Conservative black clergy seek a political shift to moral issues

Gay marriage, abortion replace jobs, education

March 06, 2005|By NEW YORK TIMES NEWS SERVICE

A tug of war is under way inside black churches over who speaks for African-Americans and what role to play in politics, spurred by conservative black clergy who are looking to align themselves more closely with President Bush.

The struggle, mainly among black Protestants, is taking place in pulpits, church conventions, on op-ed pages and on the airwaves, and the president himself began his second term with a meeting in the White House with black clergy and civic leaders who supported his re-election.

Bishop Harry R. Jackson Jr., the pastor of the Hope Christian Church in College Park, Md., is part of a new breed of leaders who have warmed to the Republican stand on social values.
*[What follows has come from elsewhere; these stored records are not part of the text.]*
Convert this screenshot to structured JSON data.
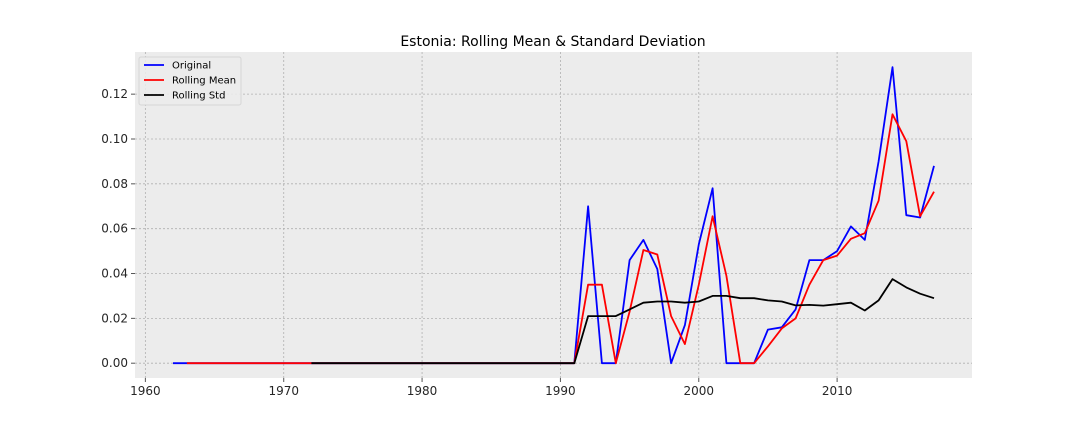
{
  "chart_data": {
    "type": "line",
    "title": "Estonia: Rolling Mean & Standard Deviation",
    "xlabel": "",
    "ylabel": "",
    "xlim": [
      1959.25,
      2019.75
    ],
    "ylim": [
      -0.0066,
      0.1388
    ],
    "xticks": [
      1960,
      1970,
      1980,
      1990,
      2000,
      2010
    ],
    "yticks": [
      0.0,
      0.02,
      0.04,
      0.06,
      0.08,
      0.1,
      0.12
    ],
    "ytick_labels": [
      "0.00",
      "0.02",
      "0.04",
      "0.06",
      "0.08",
      "0.10",
      "0.12"
    ],
    "grid": true,
    "legend_position": "upper-left",
    "series": [
      {
        "name": "Original",
        "color": "#0000ff",
        "x": [
          1962,
          1963,
          1964,
          1965,
          1966,
          1967,
          1968,
          1969,
          1970,
          1971,
          1972,
          1973,
          1974,
          1975,
          1976,
          1977,
          1978,
          1979,
          1980,
          1981,
          1982,
          1983,
          1984,
          1985,
          1986,
          1987,
          1988,
          1989,
          1990,
          1991,
          1992,
          1993,
          1994,
          1995,
          1996,
          1997,
          1998,
          1999,
          2000,
          2001,
          2002,
          2003,
          2004,
          2005,
          2006,
          2007,
          2008,
          2009,
          2010,
          2011,
          2012,
          2013,
          2014,
          2015,
          2016,
          2017
        ],
        "values": [
          0,
          0,
          0,
          0,
          0,
          0,
          0,
          0,
          0,
          0,
          0,
          0,
          0,
          0,
          0,
          0,
          0,
          0,
          0,
          0,
          0,
          0,
          0,
          0,
          0,
          0,
          0,
          0,
          0,
          0,
          0.07,
          0,
          0,
          0.046,
          0.055,
          0.042,
          0,
          0.017,
          0.053,
          0.078,
          0,
          0,
          0,
          0.015,
          0.016,
          0.024,
          0.046,
          0.046,
          0.05,
          0.061,
          0.055,
          0.09,
          0.132,
          0.066,
          0.065,
          0.088
        ]
      },
      {
        "name": "Rolling Mean",
        "color": "#ff0000",
        "x": [
          1963,
          1964,
          1965,
          1966,
          1967,
          1968,
          1969,
          1970,
          1971,
          1972,
          1973,
          1974,
          1975,
          1976,
          1977,
          1978,
          1979,
          1980,
          1981,
          1982,
          1983,
          1984,
          1985,
          1986,
          1987,
          1988,
          1989,
          1990,
          1991,
          1992,
          1993,
          1994,
          1995,
          1996,
          1997,
          1998,
          1999,
          2000,
          2001,
          2002,
          2003,
          2004,
          2005,
          2006,
          2007,
          2008,
          2009,
          2010,
          2011,
          2012,
          2013,
          2014,
          2015,
          2016,
          2017
        ],
        "values": [
          0,
          0,
          0,
          0,
          0,
          0,
          0,
          0,
          0,
          0,
          0,
          0,
          0,
          0,
          0,
          0,
          0,
          0,
          0,
          0,
          0,
          0,
          0,
          0,
          0,
          0,
          0,
          0,
          0,
          0.035,
          0.035,
          0,
          0.023,
          0.0505,
          0.0485,
          0.021,
          0.0085,
          0.035,
          0.0655,
          0.039,
          0,
          0,
          0.0075,
          0.0155,
          0.02,
          0.035,
          0.046,
          0.048,
          0.0555,
          0.058,
          0.0725,
          0.111,
          0.099,
          0.0655,
          0.0765
        ]
      },
      {
        "name": "Rolling Std",
        "color": "#000000",
        "x": [
          1972,
          1973,
          1974,
          1975,
          1976,
          1977,
          1978,
          1979,
          1980,
          1981,
          1982,
          1983,
          1984,
          1985,
          1986,
          1987,
          1988,
          1989,
          1990,
          1991,
          1992,
          1993,
          1994,
          1995,
          1996,
          1997,
          1998,
          1999,
          2000,
          2001,
          2002,
          2003,
          2004,
          2005,
          2006,
          2007,
          2008,
          2009,
          2010,
          2011,
          2012,
          2013,
          2014,
          2015,
          2016,
          2017
        ],
        "values": [
          0,
          0,
          0,
          0,
          0,
          0,
          0,
          0,
          0,
          0,
          0,
          0,
          0,
          0,
          0,
          0,
          0,
          0,
          0,
          0,
          0.021,
          0.021,
          0.021,
          0.024,
          0.027,
          0.0275,
          0.0275,
          0.027,
          0.0275,
          0.03,
          0.03,
          0.029,
          0.029,
          0.028,
          0.0275,
          0.0258,
          0.026,
          0.0257,
          0.0263,
          0.027,
          0.0235,
          0.028,
          0.0375,
          0.0338,
          0.031,
          0.029
        ]
      }
    ]
  }
}
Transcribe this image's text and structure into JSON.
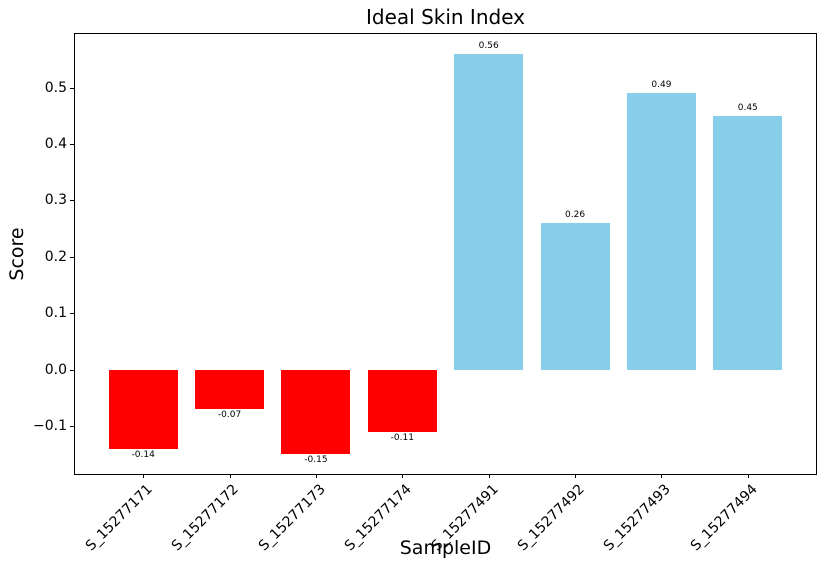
{
  "chart_data": {
    "type": "bar",
    "title": "Ideal Skin Index",
    "xlabel": "SampleID",
    "ylabel": "Score",
    "categories": [
      "S_15277171",
      "S_15277172",
      "S_15277173",
      "S_15277174",
      "S_15277491",
      "S_15277492",
      "S_15277493",
      "S_15277494"
    ],
    "values": [
      -0.14,
      -0.07,
      -0.15,
      -0.11,
      0.56,
      0.26,
      0.49,
      0.45
    ],
    "value_labels": [
      "-0.14",
      "-0.07",
      "-0.15",
      "-0.11",
      "0.56",
      "0.26",
      "0.49",
      "0.45"
    ],
    "bar_colors": [
      "#ff0000",
      "#ff0000",
      "#ff0000",
      "#ff0000",
      "#87ceeb",
      "#87ceeb",
      "#87ceeb",
      "#87ceeb"
    ],
    "negative_color": "#ff0000",
    "positive_color": "#87ceeb",
    "yticks": [
      0.5,
      0.4,
      0.3,
      0.2,
      0.1,
      0.0,
      -0.1
    ],
    "ytick_labels": [
      "0.5",
      "0.4",
      "0.3",
      "0.2",
      "0.1",
      "0.0",
      "−0.1"
    ],
    "ylim": [
      -0.185,
      0.595
    ],
    "xlim": [
      -0.79,
      7.79
    ],
    "bar_width": 0.8,
    "grid": false,
    "legend_position": "none",
    "axis_color": "#000000",
    "background_color": "#ffffff"
  }
}
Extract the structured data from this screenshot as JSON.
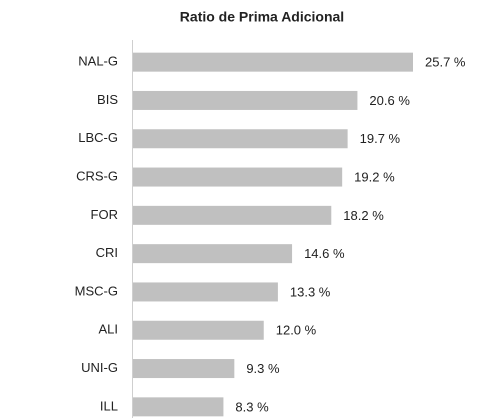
{
  "chart_data": {
    "type": "hbar",
    "title": "Ratio de Prima Adicional",
    "categories": [
      "NAL-G",
      "BIS",
      "LBC-G",
      "CRS-G",
      "FOR",
      "CRI",
      "MSC-G",
      "ALI",
      "UNI-G",
      "ILL"
    ],
    "values": [
      25.7,
      20.6,
      19.7,
      19.2,
      18.2,
      14.6,
      13.3,
      12.0,
      9.3,
      8.3
    ],
    "value_labels": [
      "25.7 %",
      "20.6 %",
      "19.7 %",
      "19.2 %",
      "18.2 %",
      "14.6 %",
      "13.3 %",
      "12.0 %",
      "9.3 %",
      "8.3 %"
    ],
    "color": "#c0c0c0"
  }
}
He paraphrases Newt Gingrich as he stumps the country to promote a "Black Contract With America on Moral Values," whose top priorities include opposition to same-sex marriage and abortion.

"Historically when societies have gone off kilter, there has been rampant same-sex marriage," Jackson said in an interview. "What tends to happen is that people tend to devalue the institution of marriage as a whole. People start rearing kids without two parents, and the black community already has this incredibly alarming and, if I may say, this shameful number of babies being born without fathers."

Efforts like Jackson's have brought a sharp reaction from other black ministers, who bridle at putting their energies into fighting same-sex marriage.

"Oppression is oppression is oppression," said the Rev. Kelvin Calloway, pastor of the Second AME Church in Los Angeles. "Just because we're not the ones who are being oppressed now, do we not stand with those oppressed now? That is the biblical mandate. That's what Jesus is all about."

At the heart of the debate, church leaders say, is whether to stay focused primarily on issues like job creation, education, affirmative action, prison reform and health care, which have drawn blacks closer to the Democratic Party, or whether to put more emphasis on issues of personal morality.

"I think there is a movement among African-American evangelicals who are extremely concerned about issues of family and abortion, and our leadership has to do something about that," said the Rev. Herbert H. Lusk II of Philadelphia, who was one of the ministers who met with Bush in January.

Most black ministers have long been aligned with the Democrats. But the White House has been reaching out to sympathetic black clergy - through its stand on social issues, its effort to give religious groups more of a role in providing federally financed social services and ideas like Bush's proposed initiative to counter gang violence, a concern of some black ministers who support him, like the Rev. Eugene F. Rivers of Dorchester, Mass.

Although only 11 percent of black voters cast ballots for Bush, according to surveys of voters leaving the polls, conservatives point out that it was still an increase from the 8 percent in 2000, and Republicans seek to expand those numbers.

Some black ministers say the Republicans will not make headway. Asked if issues like same-sex marriage will galvanize African-Americans, the Rev. Jesse Jackson said, "Well, they didn't make the Top 10 with Moses, and Jesus didn't make mention of them." Still, looking to bolster their own political power, the leaders of four black Baptist conventions representing 15 million parishioners met in January to fashion their first united stand in almost a century on social and economic issues and to bury past differences.

At the end of their four-day session, the ministers called for an end to the war in Iraq and withdrawal of U.S. troops. They declared their opposition to the confirmation of Alberto R. Gonzales as attorney general. They stated their opposition to making the president's tax cuts permanent, and warned that reductions in spending on children's health care programs would be "immoral."

They say they are trying to counter the growing influence of white evangelicals in national politics. "They have a strong voice now in national politics, and it would seem they are the only voice," the Rev. Dr. William J. Shaw, president of the National Baptist Convention USA, said of white evangelicals. "And the challenge to us is to be a voice that is soundly biblically based and that doesn't provide a blanket sanction to government policy as others have done. This is a dangerous time when white evangelicals dictate government policy."

Some conservative black ministers say, however, that they finally feel as if they have a political home. The Rev. O'Neal Dozier, pastor of the Worldwide Christian Church Center in Pompano Beach, Fla., said that for years he had struggled to organize a local ecumenical group of ministers concerned about issues such as abortion and same-sex marriage. Now, attendance at these meetings has risen considerably, and Dozier expects 200 ministers, black and white, at the next gathering in April.

"I don't think the old guard is that strong now. We're in south Florida, and south Florida is heavily Democratic, yet the pastors I see are beginning to change, and as a result of them changing, it is going to change their flock," said Dozier. "Every social change has to start from the pulpit."